In den Studien trat bei etwa 3 Prozent der Patienten, die Eptinezumab erhielten, und bei 2 Prozent der Patienten unter Placebo Erschöpfung/Fatigue auf, am häufigsten am Tag der ersten Infusion.
Patienten mit neurologischen oder kardiovaskulären Erkrankungen in der Anamnese, zum Beispiel Hypertonie oder ischämische Herzkrankheit, waren ebenso von den Studien ausgeschlossen wie Patienten mit nicht kontrollierten oder unbehandelten psychiatrischen Erkrankungen. Für Menschen mit kardiovaskulären Risikofaktoren wie Diabetes mellitus, Kreislauf-Erkrankungen und Hyperlipidämie liegen nur begrenzte Daten zur Sicherheit vor.
Aus Vorsichtsgründen soll Eptinezumab während der Schwangerschaft vermieden werden. Da humanes IgG in den ersten Tagen nach der Geburt in die Muttermilch ausgeschieden wird, ist ein Risiko für den gestillten Säugling nicht auszuschließen. Nach diesen Tagen müssen Nutzen und Risiken sorgfältig abgewogen werden.

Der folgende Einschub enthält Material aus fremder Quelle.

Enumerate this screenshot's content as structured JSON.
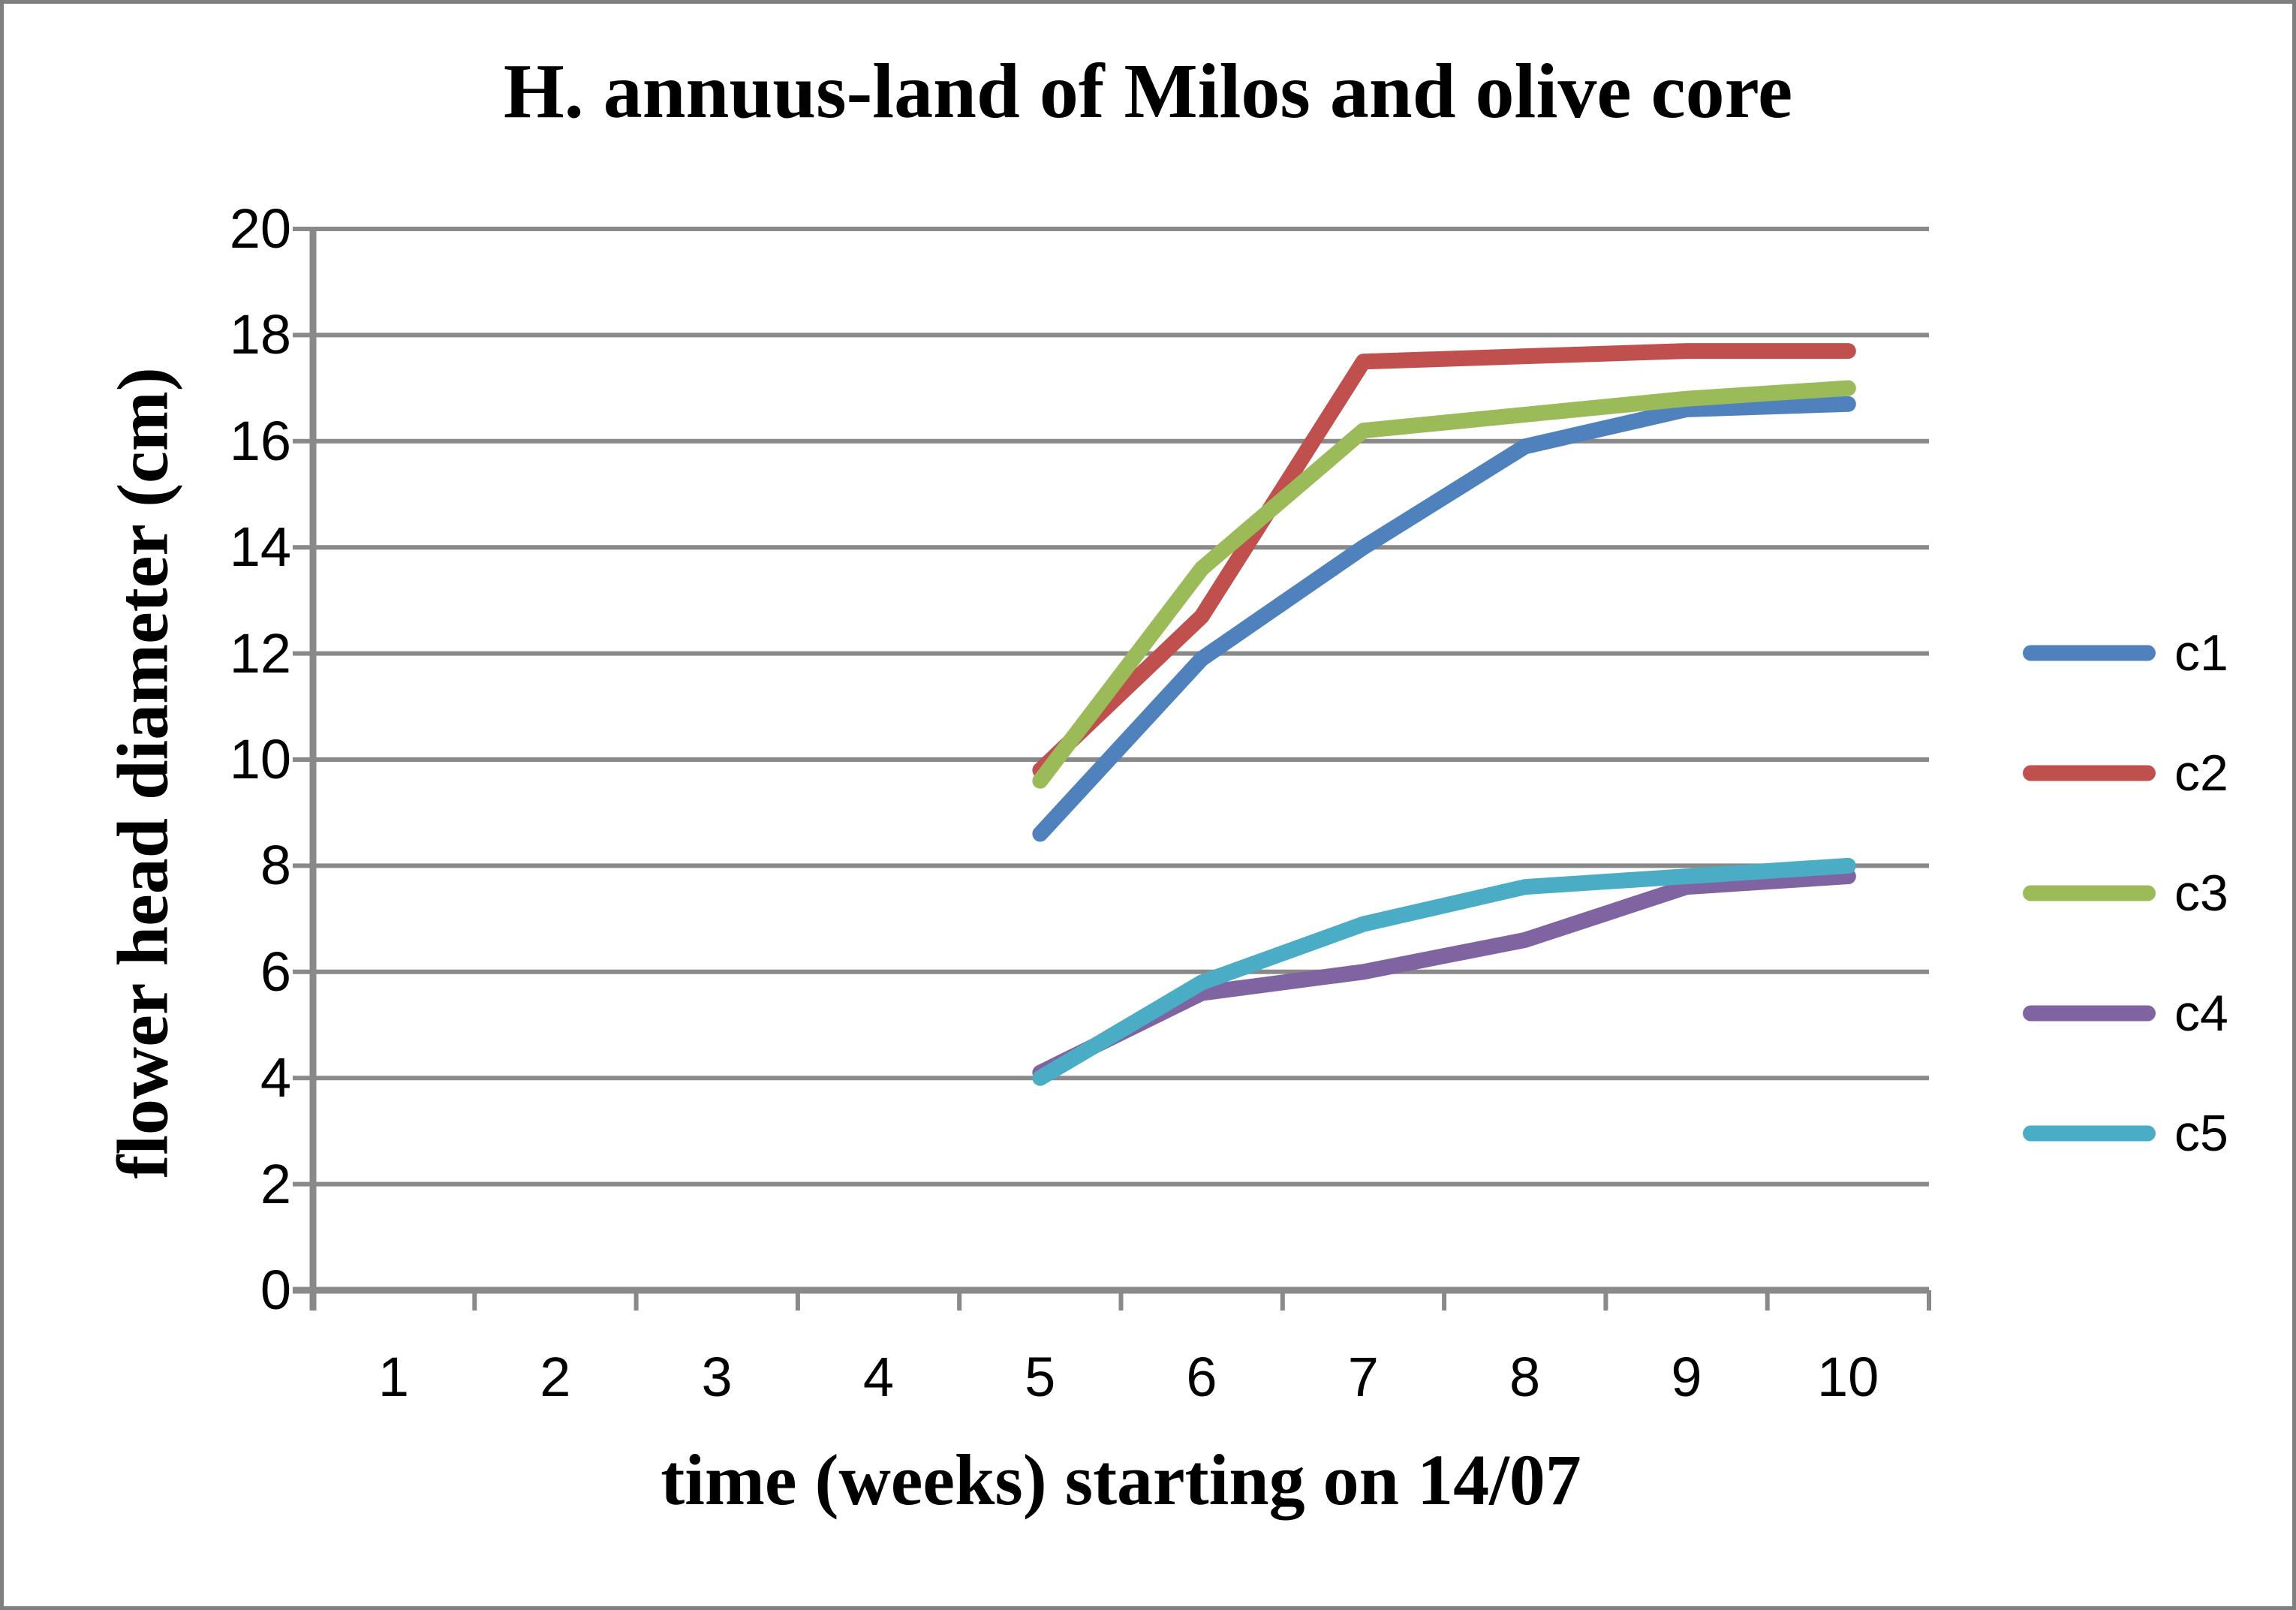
{
  "page": {
    "background": "#FFFFFF",
    "border_color": "#7F7F7F"
  },
  "chart_data": {
    "type": "line",
    "title": "H. annuus-land of Milos and olive core",
    "xlabel": "time (weeks) starting on 14/07",
    "ylabel": "flower head diameter (cm)",
    "categories": [
      1,
      2,
      3,
      4,
      5,
      6,
      7,
      8,
      9,
      10
    ],
    "x_tick_labels": [
      "1",
      "2",
      "3",
      "4",
      "5",
      "6",
      "7",
      "8",
      "9",
      "10"
    ],
    "y_ticks": [
      0,
      2,
      4,
      6,
      8,
      10,
      12,
      14,
      16,
      18,
      20
    ],
    "y_tick_labels": [
      "0",
      "2",
      "4",
      "6",
      "8",
      "10",
      "12",
      "14",
      "16",
      "18",
      "20"
    ],
    "ylim": [
      0,
      20
    ],
    "grid": "horizontal-on",
    "gridline_color": "#898989",
    "axis_color": "#898989",
    "legend_position": "right",
    "series": [
      {
        "name": "c1",
        "color": "#4F81BD",
        "x": [
          5,
          6,
          7,
          8,
          9,
          10
        ],
        "values": [
          8.6,
          11.9,
          14.0,
          15.9,
          16.6,
          16.7
        ]
      },
      {
        "name": "c2",
        "color": "#C0504D",
        "x": [
          5,
          6,
          7,
          8,
          9,
          10
        ],
        "values": [
          9.8,
          12.7,
          17.5,
          17.6,
          17.7,
          17.7
        ]
      },
      {
        "name": "c3",
        "color": "#9BBB59",
        "x": [
          5,
          6,
          7,
          8,
          9,
          10
        ],
        "values": [
          9.6,
          13.6,
          16.2,
          16.5,
          16.8,
          17.0
        ]
      },
      {
        "name": "c4",
        "color": "#8064A2",
        "x": [
          5,
          6,
          7,
          8,
          9,
          10
        ],
        "values": [
          4.1,
          5.6,
          6.0,
          6.6,
          7.6,
          7.8
        ]
      },
      {
        "name": "c5",
        "color": "#4BACC6",
        "x": [
          5,
          6,
          7,
          8,
          9,
          10
        ],
        "values": [
          4.0,
          5.8,
          6.9,
          7.6,
          7.8,
          8.0
        ]
      }
    ]
  }
}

Eptinezumab ist nun bereits der vierte monoklonale Antikörper für die Migräneprophylaxe. Hinsichtlich Wirkkonzept gibt es nichts Neues. Auch Eptinezumab hemmt die Wirkung von CGRP im Körper. Identisch ist auch das Einsatzgebiet bei Betroffenen mit mindestens vier Migränetagen pro Monat. Auch die einmalige Gabe pro Quartal birgt kein Alleinstellungsmerkmal, denn auch Fremanezumab ist dafür zugelassen. Einzig die Darreichungsform bietet einen Unterschied zu den Vorgängern: Während die anderen Antikörper subkutan injiziert werden, wird der Neuling intravenös verabreicht. Dass aber viele Patienten eine Infusion in der Praxis einer Injektion zu Hause vorziehen, ist nicht zu erwarten. Vorteilhaft ist einzig ein rascherer Wirkeintritt zu Beginn der Therapie. Insgesamt ist aber vorläufig die Bewertung als Analogpräparat vorzunehmen.